What is the problem?

Let’s imagine we have a 2D triangular lattice (so add the geometrical frustration flavor), and it is a electronic system with Coulomb repulsion, and nearest neighbor coupling. And we have site-by-site real space resolution of each lattice point. Now what if introducing random on-site energy/field to the system?

Intuitively we would imagine the electrons will trap at the site where it has strong enough on-site energy.

It can also be a question of how we define conductor and insulator, or metal-insulator transition (MIT). Convensionally the metal is defined in the transport bahaviors that static electric field introduces electron flow; while normal insulator where electrons are trapped heavily to the cores and cannot move. From the band theory then it’s about band gap—zero or small means metal, while large is insulator.

But, we have also seem Mott insulator where the electron-electron repulsion is preventing electron to hop from one site to another. The electron’s correlation largely affect elecron’s behavior now.

Additionally, Anderson localization give a suggestion of random/disorder play a powerful role in trap electrons into a local state. (Though it was initially suggested in a disordered system i.e. non-lattice, non-periodic system, it indeed happened in a periodic lattice system.)

Now we can also switch on interactions between the sites, and this might lead to many-body localization (MBL).

These are my naive view from a experimental observer. Welcome to discuss your thought.

Next I just brief summarize what the toy is using.

• Bored of square lattice -> get more frustration at triangular lattice ;-P
• Bored of simple Hubbard -> let’s add the flavor of nearest neighbor repulsion

realization, using julia, ITensors

I am just simply use julia programming language and ITensors.jl package to play.

what is julia

A programming language, yet again. BUT with much better features - especially for scientific computing community.
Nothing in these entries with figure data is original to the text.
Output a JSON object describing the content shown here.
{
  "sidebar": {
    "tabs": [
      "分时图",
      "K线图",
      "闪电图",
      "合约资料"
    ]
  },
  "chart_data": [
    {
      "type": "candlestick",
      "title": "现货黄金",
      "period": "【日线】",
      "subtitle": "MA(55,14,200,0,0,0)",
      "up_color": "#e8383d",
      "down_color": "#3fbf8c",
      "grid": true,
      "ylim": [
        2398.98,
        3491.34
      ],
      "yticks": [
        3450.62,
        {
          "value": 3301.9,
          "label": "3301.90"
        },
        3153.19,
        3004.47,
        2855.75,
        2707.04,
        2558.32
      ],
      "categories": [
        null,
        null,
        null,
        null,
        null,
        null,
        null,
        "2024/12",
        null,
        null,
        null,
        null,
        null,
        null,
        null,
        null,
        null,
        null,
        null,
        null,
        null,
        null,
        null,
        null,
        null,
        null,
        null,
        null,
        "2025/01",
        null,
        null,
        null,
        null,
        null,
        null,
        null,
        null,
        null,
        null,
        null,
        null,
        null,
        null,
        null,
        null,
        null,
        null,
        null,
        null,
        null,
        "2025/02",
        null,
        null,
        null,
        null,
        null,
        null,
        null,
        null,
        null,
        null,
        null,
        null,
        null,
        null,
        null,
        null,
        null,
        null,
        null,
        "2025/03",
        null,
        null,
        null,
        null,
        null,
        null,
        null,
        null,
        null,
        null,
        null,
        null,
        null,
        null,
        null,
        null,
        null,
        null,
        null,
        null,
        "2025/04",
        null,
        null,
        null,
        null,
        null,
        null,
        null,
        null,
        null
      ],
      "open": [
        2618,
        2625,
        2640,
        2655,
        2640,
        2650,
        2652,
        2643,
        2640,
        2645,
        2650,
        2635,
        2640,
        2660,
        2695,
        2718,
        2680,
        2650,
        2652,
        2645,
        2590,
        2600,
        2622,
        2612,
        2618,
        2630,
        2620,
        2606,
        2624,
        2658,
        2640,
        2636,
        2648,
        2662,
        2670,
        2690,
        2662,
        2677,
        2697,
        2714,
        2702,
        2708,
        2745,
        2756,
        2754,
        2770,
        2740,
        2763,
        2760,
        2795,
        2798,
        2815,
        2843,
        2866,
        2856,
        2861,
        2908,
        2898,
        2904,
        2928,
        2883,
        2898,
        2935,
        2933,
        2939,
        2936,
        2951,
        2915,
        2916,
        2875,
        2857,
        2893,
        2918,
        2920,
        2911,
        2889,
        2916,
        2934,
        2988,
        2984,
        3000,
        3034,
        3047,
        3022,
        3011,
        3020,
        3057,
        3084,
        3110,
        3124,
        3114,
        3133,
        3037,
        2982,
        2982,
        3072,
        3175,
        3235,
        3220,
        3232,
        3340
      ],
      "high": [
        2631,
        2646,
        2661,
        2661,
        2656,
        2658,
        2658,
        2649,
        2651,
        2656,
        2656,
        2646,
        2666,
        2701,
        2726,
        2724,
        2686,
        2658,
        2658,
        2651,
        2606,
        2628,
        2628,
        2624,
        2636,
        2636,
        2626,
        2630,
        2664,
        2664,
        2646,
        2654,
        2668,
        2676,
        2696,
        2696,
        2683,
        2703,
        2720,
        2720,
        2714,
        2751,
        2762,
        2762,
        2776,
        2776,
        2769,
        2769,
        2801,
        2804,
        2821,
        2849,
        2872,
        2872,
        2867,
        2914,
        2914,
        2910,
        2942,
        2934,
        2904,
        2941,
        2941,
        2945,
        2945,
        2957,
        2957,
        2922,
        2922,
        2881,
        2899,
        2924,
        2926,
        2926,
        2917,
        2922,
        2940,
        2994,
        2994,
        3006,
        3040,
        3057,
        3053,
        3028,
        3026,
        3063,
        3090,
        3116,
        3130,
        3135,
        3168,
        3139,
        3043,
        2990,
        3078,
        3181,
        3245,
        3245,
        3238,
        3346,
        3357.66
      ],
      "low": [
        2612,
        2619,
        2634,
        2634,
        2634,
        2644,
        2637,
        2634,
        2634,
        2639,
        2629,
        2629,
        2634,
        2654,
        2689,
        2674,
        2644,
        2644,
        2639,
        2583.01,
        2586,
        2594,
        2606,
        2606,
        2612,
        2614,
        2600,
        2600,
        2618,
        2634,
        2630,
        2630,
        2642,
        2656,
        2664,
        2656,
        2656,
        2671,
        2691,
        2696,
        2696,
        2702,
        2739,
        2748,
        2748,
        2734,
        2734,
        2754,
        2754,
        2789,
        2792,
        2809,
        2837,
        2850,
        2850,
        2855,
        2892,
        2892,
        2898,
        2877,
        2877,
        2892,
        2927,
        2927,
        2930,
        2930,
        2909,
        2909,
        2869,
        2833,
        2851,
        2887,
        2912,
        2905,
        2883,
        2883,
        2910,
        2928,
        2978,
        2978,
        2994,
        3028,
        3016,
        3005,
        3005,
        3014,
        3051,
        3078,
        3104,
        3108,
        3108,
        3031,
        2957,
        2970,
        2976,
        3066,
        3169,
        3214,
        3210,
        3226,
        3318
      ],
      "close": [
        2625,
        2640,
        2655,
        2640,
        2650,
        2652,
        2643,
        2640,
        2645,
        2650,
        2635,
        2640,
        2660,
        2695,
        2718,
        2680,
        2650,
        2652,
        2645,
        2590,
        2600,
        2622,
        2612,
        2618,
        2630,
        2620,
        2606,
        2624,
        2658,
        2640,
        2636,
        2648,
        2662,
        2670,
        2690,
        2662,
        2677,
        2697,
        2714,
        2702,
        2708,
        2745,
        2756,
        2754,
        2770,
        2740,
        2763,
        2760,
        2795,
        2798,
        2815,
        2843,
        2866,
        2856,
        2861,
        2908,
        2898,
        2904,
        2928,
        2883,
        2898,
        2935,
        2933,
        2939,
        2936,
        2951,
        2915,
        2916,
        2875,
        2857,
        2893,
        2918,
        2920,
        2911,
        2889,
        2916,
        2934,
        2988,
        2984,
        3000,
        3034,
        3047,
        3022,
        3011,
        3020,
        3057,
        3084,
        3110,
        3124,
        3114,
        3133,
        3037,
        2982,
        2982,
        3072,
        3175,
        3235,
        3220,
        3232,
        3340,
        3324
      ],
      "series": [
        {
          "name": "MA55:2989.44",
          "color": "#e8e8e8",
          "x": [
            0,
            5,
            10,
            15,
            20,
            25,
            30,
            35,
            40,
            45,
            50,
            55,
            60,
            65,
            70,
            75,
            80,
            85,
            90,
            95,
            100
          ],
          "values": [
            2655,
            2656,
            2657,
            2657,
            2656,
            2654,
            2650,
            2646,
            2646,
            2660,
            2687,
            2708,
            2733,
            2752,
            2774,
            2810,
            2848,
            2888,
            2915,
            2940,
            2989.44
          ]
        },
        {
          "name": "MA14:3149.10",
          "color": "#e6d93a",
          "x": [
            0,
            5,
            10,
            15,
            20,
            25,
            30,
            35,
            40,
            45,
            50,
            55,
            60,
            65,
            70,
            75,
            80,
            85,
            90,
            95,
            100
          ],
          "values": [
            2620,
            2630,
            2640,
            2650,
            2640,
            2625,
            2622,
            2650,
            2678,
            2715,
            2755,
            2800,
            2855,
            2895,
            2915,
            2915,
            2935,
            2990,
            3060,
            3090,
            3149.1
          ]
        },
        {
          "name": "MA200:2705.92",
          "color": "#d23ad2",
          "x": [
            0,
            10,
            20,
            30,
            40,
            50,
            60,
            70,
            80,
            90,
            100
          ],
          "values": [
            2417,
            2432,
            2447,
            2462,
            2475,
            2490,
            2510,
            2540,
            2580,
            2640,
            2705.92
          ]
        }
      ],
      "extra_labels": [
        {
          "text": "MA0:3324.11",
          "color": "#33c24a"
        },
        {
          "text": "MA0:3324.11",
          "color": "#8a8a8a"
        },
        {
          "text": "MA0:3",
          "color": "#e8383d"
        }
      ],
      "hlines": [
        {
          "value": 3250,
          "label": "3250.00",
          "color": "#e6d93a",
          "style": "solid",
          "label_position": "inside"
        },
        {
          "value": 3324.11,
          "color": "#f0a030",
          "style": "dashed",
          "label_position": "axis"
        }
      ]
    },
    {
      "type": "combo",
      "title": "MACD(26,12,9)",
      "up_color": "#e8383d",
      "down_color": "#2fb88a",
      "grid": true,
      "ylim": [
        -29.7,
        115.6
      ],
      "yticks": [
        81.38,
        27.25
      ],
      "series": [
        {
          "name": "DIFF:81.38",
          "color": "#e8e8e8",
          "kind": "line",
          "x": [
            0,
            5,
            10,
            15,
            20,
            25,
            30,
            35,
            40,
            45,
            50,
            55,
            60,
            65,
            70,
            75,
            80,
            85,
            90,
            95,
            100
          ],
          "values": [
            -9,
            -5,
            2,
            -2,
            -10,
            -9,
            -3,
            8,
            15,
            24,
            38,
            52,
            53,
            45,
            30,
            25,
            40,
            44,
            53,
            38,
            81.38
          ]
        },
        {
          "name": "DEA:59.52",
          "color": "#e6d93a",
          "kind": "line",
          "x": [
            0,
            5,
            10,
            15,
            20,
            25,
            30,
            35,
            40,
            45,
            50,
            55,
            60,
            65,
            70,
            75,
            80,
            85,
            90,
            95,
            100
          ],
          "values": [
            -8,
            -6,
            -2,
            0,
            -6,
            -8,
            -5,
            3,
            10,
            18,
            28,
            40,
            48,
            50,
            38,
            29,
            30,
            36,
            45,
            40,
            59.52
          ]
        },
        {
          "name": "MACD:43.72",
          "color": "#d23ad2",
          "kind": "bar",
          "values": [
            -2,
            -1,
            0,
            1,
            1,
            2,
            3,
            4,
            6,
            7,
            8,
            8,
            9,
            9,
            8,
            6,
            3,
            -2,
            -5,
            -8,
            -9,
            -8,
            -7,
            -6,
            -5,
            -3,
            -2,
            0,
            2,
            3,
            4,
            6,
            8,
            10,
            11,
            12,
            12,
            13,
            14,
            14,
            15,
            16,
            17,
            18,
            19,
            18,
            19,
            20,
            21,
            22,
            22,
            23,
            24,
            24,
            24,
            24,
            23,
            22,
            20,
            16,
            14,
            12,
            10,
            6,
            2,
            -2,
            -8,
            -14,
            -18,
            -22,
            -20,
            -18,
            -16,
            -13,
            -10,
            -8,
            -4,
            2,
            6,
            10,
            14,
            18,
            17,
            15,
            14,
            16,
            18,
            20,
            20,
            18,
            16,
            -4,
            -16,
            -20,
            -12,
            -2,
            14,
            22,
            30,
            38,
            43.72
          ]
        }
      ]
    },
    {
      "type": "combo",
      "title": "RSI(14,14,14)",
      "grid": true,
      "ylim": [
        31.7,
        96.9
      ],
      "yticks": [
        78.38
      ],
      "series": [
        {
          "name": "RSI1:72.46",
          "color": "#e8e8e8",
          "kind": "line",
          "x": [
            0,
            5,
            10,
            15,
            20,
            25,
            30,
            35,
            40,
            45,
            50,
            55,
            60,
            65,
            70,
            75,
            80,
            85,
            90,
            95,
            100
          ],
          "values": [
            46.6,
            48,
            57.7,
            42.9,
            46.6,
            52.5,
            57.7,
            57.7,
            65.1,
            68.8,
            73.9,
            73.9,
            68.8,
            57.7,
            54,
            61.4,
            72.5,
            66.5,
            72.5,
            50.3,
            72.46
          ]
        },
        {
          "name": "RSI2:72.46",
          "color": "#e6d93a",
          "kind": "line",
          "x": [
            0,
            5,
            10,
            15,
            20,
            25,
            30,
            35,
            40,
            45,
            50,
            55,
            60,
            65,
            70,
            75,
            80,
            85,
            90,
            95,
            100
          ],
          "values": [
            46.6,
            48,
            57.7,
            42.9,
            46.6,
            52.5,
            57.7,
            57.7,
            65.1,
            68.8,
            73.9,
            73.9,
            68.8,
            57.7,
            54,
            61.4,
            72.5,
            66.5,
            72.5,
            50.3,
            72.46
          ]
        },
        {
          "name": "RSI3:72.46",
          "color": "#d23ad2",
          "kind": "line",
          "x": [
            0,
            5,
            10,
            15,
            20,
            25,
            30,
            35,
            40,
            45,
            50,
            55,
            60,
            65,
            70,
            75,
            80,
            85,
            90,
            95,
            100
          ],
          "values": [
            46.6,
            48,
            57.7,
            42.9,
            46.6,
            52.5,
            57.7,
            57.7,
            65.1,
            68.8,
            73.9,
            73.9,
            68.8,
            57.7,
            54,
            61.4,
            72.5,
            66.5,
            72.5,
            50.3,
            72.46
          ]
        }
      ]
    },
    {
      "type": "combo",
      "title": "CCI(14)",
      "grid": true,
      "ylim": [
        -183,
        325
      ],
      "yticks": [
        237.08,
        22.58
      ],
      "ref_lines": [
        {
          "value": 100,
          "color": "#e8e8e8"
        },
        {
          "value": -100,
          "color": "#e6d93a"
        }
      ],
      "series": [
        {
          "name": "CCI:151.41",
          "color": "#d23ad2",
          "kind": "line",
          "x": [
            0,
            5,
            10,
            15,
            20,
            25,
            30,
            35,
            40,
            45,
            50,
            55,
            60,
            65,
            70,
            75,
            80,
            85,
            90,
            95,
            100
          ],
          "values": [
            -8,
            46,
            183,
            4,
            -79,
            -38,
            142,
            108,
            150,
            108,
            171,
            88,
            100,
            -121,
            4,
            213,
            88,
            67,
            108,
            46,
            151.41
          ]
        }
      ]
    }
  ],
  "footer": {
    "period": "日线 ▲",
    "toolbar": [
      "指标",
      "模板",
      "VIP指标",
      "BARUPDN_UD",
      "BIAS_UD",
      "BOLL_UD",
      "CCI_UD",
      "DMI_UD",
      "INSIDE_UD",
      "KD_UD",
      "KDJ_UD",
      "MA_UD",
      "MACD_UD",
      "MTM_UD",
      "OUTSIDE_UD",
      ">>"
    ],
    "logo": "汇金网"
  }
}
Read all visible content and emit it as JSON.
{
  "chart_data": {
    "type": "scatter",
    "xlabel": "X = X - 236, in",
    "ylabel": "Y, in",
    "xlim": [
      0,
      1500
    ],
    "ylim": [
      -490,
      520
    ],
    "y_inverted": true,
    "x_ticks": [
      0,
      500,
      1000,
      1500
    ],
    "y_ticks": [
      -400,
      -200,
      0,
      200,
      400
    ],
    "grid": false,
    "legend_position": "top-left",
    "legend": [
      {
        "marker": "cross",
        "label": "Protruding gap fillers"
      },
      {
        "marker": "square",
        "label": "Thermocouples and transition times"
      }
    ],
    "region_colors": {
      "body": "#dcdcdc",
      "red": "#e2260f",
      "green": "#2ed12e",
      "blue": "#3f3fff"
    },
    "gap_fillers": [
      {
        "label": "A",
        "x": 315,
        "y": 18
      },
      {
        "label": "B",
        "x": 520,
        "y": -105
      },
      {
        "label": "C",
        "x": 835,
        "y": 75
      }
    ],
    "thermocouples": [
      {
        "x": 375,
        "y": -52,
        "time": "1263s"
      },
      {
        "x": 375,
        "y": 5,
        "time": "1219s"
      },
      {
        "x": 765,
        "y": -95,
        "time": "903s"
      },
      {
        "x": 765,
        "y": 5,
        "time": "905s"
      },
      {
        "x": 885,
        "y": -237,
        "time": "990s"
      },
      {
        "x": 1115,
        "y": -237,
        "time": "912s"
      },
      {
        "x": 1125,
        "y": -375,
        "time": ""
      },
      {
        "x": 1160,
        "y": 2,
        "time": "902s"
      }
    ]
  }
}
For people had some programming experience (e.g. python, Matlab, C++), check their grammar difference:

• docs.julialang.org/en/v1/manual/noteworthy-differences
• cheatsheets.quantecon.org

There are also good resources to jump in julia:

• juliadatascience.io
• learnxinyminutes.com/docs/julia
• cheatsheet.juliadocs.org

1. install julia

Download it from here: julialang.org

After installation, and open julia you will get a command-line tool, named REPL (read-eval-print loop).

You can simply use this as a calculator.

2. install Pluto

Pluto.jl is a julia notebook, like Jupyter notebook in python. It will open a webpage in your browser to use.

To install Pluto, we use julia’s build-in package manager. In REPL, press ] key to go package manager mode. (you will notice the julia> turn into pkg> with a julia version prefix like (@v1.10))(to exit the mode, press backspace or CTRL+C.)

then type add Pluto. Pluto will automatically get installed.

Once finished, type using Pluto, and then Pluto.run() to launch the notebook.

3. open the Pluto notebook file.

We first download the notebook file (from top right button of the code).

Then in the Pluto notebook starting page, open our code file there.

Once starting run the code, Pluto will then take care of necessary packages we will use in the calculation.

It will take several minute to download and install the packges.

and then later, all interactions goes into this notebook.

the code

The code is in the followings:

epilog

Have fun playing!

There are some side quests to explore:

• How to include the next nearest neighbor and even higher interaction?

• Can we introduce FM magnetism into the model and see frustration?

• How to add a spatial gradient field to capture Stark MBL?

References:

1. Abanin, D. A., Altman, E., Bloch, I. & Serbyn, M. Colloquium: Many-body localization, thermalization, and entanglement. Reviews of Modern Physics 91 (2019).
2. Alet, F. & Laflorencie, N. Many-body localization: An introduction and selected topics. Comptes Rendus Physique 19, 498-525 (2018).
3. Nandkishore, R. & Huse, D. A. Many-Body Localization and Thermalization in Quantum Statistical Mechanics. Annual Review of Condensed Matter Physics 6, 15-38 (2015).
4. Altman, E. Many-body localization and quantum thermalization. Nature Physics 14, 979-983 (2018).
5. Schulz, M., Hooley, C. A., Moessner, R. & Pollmann, F. Stark Many-Body Localization. Physical Review Letters 122, 040606 (2019).
6. Morong, W. et al. Observation of Stark many-body localization without disorder. Nature 599, 393-398 (2021).